Andrew Lloyd Webber’s musical adaptation of Cinderella has been forced to temporarily shutter in London’s West End due to the growing omicron surge, one of the numerous shows that have been severely impacted by the resurgent COVID-19 pandemic.
The production — which canceled several shows last week at the Gillian Lyne Theater — announced late on Tuesday (Dec. 21) that it was suspended all performances until Feb. 9 in order to “avoid more disruption and to protect the quality of the show we give our audiences.”
On Twitter, Lloyd Webber said that he was “absolutely devastated” by the decision, but said it was the “right thing to do” for both the audience and the safety of the cast, musicians and backstage crew. “Once again, this wretched virus has put paid to the joy of entertaining audiences, something that I hold so dear,” he added.

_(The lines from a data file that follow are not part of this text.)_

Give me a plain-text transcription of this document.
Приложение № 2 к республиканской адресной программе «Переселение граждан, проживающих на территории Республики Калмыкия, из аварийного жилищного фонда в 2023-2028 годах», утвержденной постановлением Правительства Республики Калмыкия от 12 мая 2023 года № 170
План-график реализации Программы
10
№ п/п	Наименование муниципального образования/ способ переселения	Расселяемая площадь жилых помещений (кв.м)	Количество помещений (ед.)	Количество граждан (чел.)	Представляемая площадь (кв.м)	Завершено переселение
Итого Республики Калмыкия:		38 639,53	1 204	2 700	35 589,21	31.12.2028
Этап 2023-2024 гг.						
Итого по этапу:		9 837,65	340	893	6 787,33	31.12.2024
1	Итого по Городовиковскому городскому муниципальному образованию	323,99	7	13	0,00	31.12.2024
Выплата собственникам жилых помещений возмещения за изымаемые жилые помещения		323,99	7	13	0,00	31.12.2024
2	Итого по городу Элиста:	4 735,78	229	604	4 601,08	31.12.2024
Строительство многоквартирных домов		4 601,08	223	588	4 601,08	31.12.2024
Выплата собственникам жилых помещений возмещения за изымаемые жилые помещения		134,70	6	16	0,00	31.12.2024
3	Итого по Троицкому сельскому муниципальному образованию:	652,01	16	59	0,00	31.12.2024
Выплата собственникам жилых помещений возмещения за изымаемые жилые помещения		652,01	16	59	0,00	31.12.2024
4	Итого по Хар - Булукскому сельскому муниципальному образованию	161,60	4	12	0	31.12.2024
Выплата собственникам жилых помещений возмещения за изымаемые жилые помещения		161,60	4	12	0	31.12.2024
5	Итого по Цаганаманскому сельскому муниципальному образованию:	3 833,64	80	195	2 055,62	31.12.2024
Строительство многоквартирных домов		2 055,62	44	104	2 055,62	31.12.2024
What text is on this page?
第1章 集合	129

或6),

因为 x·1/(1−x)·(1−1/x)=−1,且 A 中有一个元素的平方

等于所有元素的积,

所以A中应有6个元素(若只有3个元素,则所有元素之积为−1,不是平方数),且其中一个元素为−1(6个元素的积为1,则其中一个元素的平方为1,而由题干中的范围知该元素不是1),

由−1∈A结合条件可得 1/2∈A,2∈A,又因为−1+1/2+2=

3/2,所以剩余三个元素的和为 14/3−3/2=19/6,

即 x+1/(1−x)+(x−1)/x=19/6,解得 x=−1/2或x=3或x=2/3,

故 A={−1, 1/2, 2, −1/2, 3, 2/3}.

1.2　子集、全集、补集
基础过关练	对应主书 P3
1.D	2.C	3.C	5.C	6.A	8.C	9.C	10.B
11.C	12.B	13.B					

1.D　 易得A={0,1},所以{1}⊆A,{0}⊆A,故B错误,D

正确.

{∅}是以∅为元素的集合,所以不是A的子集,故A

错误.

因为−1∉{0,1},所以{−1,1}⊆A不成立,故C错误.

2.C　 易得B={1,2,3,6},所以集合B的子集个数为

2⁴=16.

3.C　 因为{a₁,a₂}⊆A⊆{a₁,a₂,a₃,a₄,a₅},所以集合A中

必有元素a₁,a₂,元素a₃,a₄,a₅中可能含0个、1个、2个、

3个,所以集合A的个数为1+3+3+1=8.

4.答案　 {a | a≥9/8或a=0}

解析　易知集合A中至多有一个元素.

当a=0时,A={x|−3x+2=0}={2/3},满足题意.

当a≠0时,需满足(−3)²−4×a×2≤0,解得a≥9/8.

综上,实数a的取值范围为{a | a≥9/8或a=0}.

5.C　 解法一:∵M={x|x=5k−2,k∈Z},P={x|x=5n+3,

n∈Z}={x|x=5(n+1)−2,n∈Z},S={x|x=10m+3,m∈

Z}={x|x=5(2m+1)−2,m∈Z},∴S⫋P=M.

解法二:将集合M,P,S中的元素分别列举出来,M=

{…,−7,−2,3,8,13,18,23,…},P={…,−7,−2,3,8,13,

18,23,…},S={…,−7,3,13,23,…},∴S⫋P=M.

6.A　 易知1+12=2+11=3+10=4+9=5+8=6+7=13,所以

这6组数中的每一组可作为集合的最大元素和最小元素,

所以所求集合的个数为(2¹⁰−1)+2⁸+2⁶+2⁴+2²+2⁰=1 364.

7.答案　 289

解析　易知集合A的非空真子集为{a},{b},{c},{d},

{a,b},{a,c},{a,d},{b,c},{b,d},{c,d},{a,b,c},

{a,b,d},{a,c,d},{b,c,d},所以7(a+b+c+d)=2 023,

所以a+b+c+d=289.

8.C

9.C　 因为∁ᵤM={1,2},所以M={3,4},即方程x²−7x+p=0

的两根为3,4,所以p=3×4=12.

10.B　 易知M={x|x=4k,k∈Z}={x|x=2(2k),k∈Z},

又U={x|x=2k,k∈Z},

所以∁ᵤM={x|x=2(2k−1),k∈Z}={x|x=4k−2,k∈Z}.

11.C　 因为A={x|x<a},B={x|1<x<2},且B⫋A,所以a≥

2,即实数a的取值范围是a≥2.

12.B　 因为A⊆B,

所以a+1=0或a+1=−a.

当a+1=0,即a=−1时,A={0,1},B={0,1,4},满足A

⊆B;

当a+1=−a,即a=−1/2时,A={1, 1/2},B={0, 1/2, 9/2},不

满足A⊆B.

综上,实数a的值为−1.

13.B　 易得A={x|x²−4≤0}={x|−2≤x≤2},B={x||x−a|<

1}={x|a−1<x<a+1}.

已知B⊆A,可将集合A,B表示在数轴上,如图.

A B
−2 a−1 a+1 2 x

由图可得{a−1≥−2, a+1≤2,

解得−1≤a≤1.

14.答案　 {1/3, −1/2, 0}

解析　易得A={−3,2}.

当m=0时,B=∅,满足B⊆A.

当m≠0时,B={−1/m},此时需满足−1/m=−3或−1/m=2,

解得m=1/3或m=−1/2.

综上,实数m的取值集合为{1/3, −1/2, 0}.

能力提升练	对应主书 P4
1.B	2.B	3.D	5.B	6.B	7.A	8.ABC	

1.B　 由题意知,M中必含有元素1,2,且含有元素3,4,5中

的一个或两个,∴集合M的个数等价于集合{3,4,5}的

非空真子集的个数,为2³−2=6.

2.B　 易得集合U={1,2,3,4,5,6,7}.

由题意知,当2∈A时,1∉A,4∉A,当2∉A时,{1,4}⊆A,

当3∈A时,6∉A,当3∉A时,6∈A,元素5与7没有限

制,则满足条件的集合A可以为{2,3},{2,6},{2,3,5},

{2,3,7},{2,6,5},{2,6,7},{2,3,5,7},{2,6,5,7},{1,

Cinderella is the biggest West End production to shut down in response to the steep rise in COVID-19 infections in the U.K. driven by the new, highly-infectious omicron variant of the virus. There is growing pressure on the British government to introduce tighter COVID regulations or even a new general lockdown, but the government of prime minister Boris Johnson has indicated it will not take any new action before Christmas.
The news come just a day after the U.K. authorities unveiled a support package aimed at helping businesses during the omicron surge, including a £30 million ($40 million) boost to the Cultural Recovery Fund. Although the details of how this money will be spent is yet to be revealed, with cinemas having had a buoyant couple of months thanks to No Time To Die and, most recently, Spider-man: No Way Home, the vast bulk is expected to go to theaters.
Cinderella — which was also forced to close in July 2021 just a day before its official opening — joins a growing list of stage casualties in both the West End and Broadway during the usual busy festive period. Hamilton, Aladdin, Lion King, Dear Evan Hansen, Ain’t Too Proud and Hadestown on Broadway have all canceled performances through Christmas.